Monday, July 31, 2023

Is the Outrage Over Florida's Social Studies Standards on African American History Justified?

I was curious to see how bad the 2023 Florida Social Studies Standards are.

People can read the Standards for themselves.  Here they are: https://www.fldoe.org/core/fileparse.php/20653/urlt/6-4.pdf

To my surprise the standards generally are not bad, and much of the document is pretty good.

 

Here is the language that has created the furor:

 

“Examine the various duties and trades performed by slaves (e.g., agricultural work, painting, carpentry, tailoring, domestic service, blacksmithing, transportation).

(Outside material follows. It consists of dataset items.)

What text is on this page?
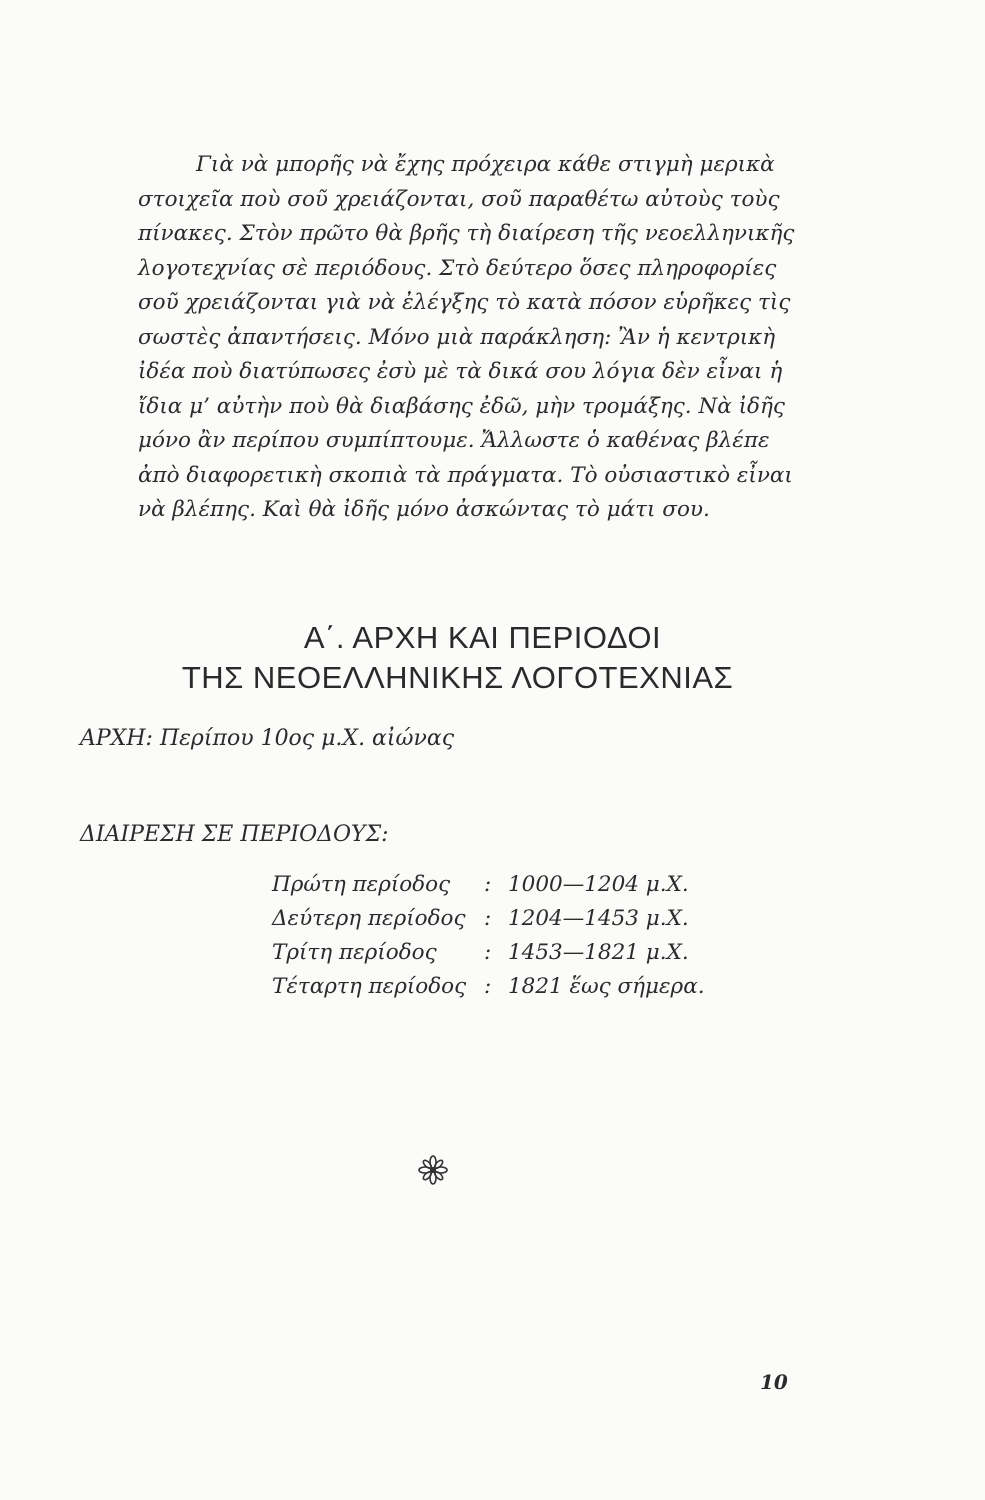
Γιὰ νὰ μπορῆς νὰ ἔχης πρόχειρα κάθε στιγμὴ μερικὰ
στοιχεῖα ποὺ σοῦ χρειάζονται, σοῦ παραθέτω αὐτοὺς τοὺς
πίνακες. Στὸν πρῶτο θὰ βρῆς τὴ διαίρεση τῆς νεοελληνικῆς
λογοτεχνίας σὲ περιόδους. Στὸ δεύτερο ὅσες πληροφορίες
σοῦ χρειάζονται γιὰ νὰ ἐλέγξης τὸ κατὰ πόσον εὑρῆκες τὶς
σωστὲς ἀπαντήσεις. Μόνο μιὰ παράκληση: Ἂν ἡ κεντρικὴ
ἰδέα ποὺ διατύπωσες ἐσὺ μὲ τὰ δικά σου λόγια δὲν εἶναι ἡ
ἴδια μ’ αὐτὴν ποὺ θὰ διαβάσης ἐδῶ, μὴν τρομάξης. Νὰ ἰδῆς
μόνο ἂν περίπου συμπίπτουμε. Ἄλλωστε ὁ καθένας βλέπε
ἀπὸ διαφορετικὴ σκοπιὰ τὰ πράγματα. Τὸ οὐσιαστικὸ εἶναι
νὰ βλέπης. Καὶ θὰ ἰδῆς μόνο ἀσκώντας τὸ μάτι σου.
Α΄. ΑΡΧΗ ΚΑΙ ΠΕΡΙΟΔΟΙ
ΤΗΣ ΝΕΟΕΛΛΗΝΙΚΗΣ ΛΟΓΟΤΕΧΝΙΑΣ
ΑΡΧΗ: Περίπου 10ος μ.Χ. αἰώνας
ΔΙΑΙΡΕΣΗ ΣΕ ΠΕΡΙΟΔΟΥΣ:
Πρώτη περίοδος	: 1000—1204 μ.Χ.
Δεύτερη περίοδος : 1204—1453 μ.Χ.
Τρίτη περίοδος	: 1453—1821 μ.Χ.
Τέταρτη περίοδος : 1821 ἕως σήμερα.
10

Benchmark Clarifications: Clarification 1: Instruction includes how slaves developed skills which, in some instances, could be applied for their personal benefit.”

 

This is extremely offensive, particularly since it implies that enslaved people, but for their enslavement, would not have had useful and marketable skills. 

 

The reality, as I understand it, is that people kidnapped from Africa already had skills they developed living in the communities into which they were born as free people, and many of them (if they lived long enough to do so) could pass along such skills to those born in America. This omission further implies that the kidnapped people were uncivilized savages who had reason to be grateful to their oppressors.

 

So the outrage – even if based on a single passage in the standards – is completely justified.

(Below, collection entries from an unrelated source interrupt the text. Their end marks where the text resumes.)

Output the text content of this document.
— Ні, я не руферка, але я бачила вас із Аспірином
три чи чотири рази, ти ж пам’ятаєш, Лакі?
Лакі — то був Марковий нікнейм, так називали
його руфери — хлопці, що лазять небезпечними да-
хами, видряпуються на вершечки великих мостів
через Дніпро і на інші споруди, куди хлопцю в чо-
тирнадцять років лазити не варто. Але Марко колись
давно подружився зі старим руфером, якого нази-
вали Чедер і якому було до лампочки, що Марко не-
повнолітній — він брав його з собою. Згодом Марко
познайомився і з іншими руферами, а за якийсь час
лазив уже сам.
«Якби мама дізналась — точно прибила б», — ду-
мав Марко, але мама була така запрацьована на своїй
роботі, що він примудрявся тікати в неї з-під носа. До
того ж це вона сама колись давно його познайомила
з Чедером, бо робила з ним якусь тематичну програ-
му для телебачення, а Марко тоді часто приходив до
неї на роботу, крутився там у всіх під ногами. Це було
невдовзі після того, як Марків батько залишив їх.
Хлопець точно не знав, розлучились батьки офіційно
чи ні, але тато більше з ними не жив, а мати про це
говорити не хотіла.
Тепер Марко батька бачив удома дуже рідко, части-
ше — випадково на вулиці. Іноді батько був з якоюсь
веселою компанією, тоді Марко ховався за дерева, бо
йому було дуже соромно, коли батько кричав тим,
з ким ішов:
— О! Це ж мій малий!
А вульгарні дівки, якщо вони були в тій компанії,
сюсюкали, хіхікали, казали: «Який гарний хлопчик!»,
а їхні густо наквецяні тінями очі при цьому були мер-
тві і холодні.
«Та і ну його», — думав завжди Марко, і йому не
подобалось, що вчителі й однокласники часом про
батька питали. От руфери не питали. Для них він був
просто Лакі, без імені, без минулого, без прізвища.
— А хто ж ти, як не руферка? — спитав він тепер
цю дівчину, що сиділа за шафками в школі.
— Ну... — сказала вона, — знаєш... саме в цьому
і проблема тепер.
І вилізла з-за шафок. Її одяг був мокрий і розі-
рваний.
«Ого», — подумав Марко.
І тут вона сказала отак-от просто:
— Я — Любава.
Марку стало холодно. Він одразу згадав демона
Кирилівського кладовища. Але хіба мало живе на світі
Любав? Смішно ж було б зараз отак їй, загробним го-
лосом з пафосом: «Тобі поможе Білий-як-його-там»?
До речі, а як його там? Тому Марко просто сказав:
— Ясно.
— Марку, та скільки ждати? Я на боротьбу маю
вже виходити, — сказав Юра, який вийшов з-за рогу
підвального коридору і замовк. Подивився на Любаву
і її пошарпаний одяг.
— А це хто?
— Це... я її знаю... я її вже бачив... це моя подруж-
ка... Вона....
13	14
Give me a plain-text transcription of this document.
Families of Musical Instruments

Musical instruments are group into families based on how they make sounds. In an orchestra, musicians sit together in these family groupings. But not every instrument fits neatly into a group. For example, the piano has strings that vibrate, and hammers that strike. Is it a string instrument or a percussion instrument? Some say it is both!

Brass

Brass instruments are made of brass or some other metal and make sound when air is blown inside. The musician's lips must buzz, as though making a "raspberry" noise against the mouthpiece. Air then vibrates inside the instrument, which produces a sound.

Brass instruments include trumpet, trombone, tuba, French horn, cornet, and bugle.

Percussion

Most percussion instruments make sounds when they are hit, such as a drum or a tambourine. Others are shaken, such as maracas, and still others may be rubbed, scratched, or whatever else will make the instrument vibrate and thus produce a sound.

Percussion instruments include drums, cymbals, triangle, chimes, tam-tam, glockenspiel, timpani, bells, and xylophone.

If Governor DeSantis were a serious elected official, he would have taken a half-hour to review the standards, would have seen the reason for the furor, and would have, at minimum, demanded that the omission I just noted be corrected.  But he is not a serious person, and his reaction and defense is just another reason that, just like the front-runner he seeks to replace as his Party's presidential standard bearer, he is not fit for the Presidency.